Estar en su finca implica olvidar que es el verano de 2022, pero el ritmo machacón que brota a 300 metros se encarga de romper el hechizo. Es la música del popular chiringuito playero Beso Beach, donde grupos de chicos y chicas bailan al ritmo de Cher o Boney M. pasados por filtro electrónico mientras degustan paella de langosta o margaritas. La cuenta individual no saldrá por menos de 80 euros, un precio que Toni o Catalina no habrán pagado en sus siete décadas de vida en la isla. Pero ninguno de ellos parece irritado por el asunto. “Esa es nuestra esencia: te damos la bienvenida y, si nos respetas, te dejamos hacer. Tan simple como eso”.
La identidad de Ibiza como lugar de paso no es un asunto nuevo.
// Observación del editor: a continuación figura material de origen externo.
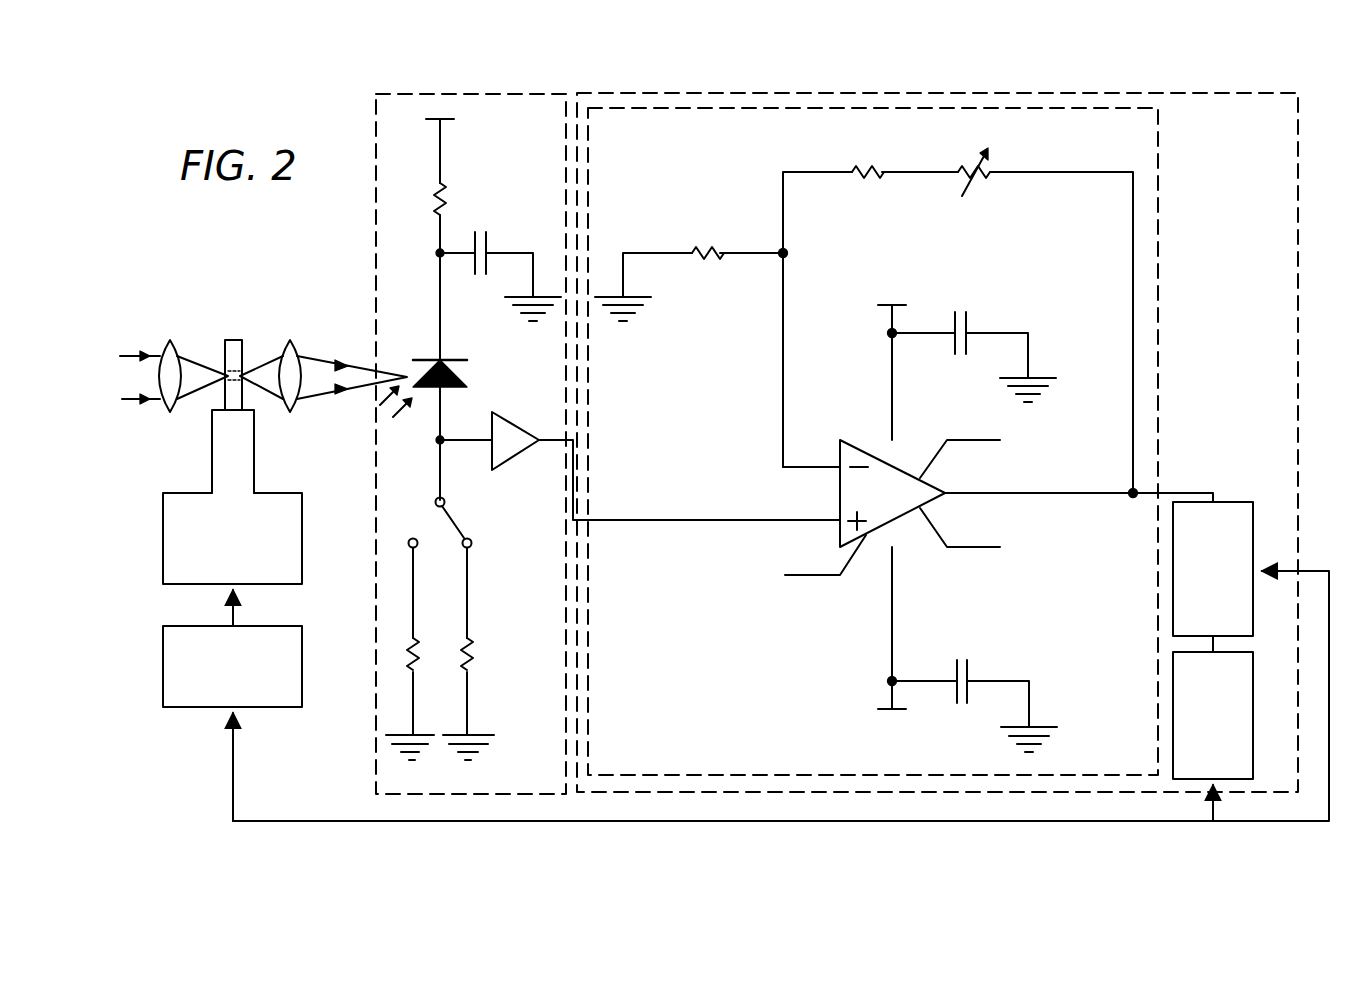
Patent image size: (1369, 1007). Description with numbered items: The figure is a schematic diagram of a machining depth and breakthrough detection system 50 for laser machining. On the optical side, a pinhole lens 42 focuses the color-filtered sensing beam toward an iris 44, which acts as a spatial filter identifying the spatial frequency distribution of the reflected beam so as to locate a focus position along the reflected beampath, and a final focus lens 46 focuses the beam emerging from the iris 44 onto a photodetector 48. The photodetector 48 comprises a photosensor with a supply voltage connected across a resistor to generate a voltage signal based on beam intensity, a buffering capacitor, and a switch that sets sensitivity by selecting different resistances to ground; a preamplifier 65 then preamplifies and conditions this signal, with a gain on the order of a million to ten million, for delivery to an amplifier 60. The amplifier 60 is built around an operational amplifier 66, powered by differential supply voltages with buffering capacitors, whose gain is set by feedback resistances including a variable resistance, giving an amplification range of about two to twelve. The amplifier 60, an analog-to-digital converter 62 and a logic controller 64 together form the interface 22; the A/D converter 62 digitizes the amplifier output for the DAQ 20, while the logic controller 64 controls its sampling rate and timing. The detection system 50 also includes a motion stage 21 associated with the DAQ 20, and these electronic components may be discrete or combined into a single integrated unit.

The DAQ 20 is at (163, 648).
The motion stage 21 is at (163, 517).
The interface 22 is at (1298, 195).
The pinhole lens 42 is at (172, 340).
The iris 44 is at (232, 340).
The final focus lens 46 is at (292, 340).
The photodetector 48 is at (608, 417).
The machining depth and breakthrough detection system 50 is at (937, 411).
The amplifier 60 is at (900, 441).
The analog-to-digital (A/D) converter 62 is at (1253, 540).
The logic controller (LC) 64 is at (1253, 687).
The preamplifier (PA) 65 is at (521, 416).
The operational amplifier (op amp) 66 is at (859, 448).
Ya en 1915, el poeta estadounidense Wallace Stevens hablaba de “la isla melodiosa donde los espíritus regresan a su casa”, aunque muchos de los que visitaban la isla pitiusa lo hacían para quedarse. Fundada por los cartagineses, fue dominada por fenicios, griegos, piratas y musulmanes. Pero en el último siglo, los pueblos que han arrasado su tierra son otros de nombres más paganos, desde hippies hasta magnates, pasando por sabuesos hoteleros y camellos de dos piernas. “Por aquí ha pasado todo el mundo. Pero, si antes se respetaba a Ibiza, ahora lo único que se respeta es el dinero”, cuenta el artista Antonio Villanueva. Toledano de nacimiento, llegó a finales de los años sesenta, y el próximo septiembre cumplirá 82 años en la nave industrial que ha transformado en taller y vivienda en el puerto de la capital. Aquí almacena pinturas y esculturas de sus años de trabajo, botellas de alcohol medio vacías y pitillos apagados que sugieren las costumbres de un hombre de vuelta de todo. “La historia de Ibiza es también la del mundo, porque esta isla es un espejo de nuestra propia sociedad”, sentencia. Mientras extrae de una cajonera grabados de Picasso y de Cocteau, argumenta que parte del misterio es culpa de historias que nunca tuvieron lugar. “Una cosa es que yo te cuente que iba al Sandy’s Bar y era amigo de Terry Thomas, Nigel Davenport o Laurence Olivier, y otra es que te hable de que íbamos a Pacha, lugar que ninguno llegó a pisar. La mitad de las leyendas son mentira porque interesan para elevar la noche local, pero lo cierto es que la realidad de los años setenta fue mucho más cultural e interesante que lo que cuentan los libros”.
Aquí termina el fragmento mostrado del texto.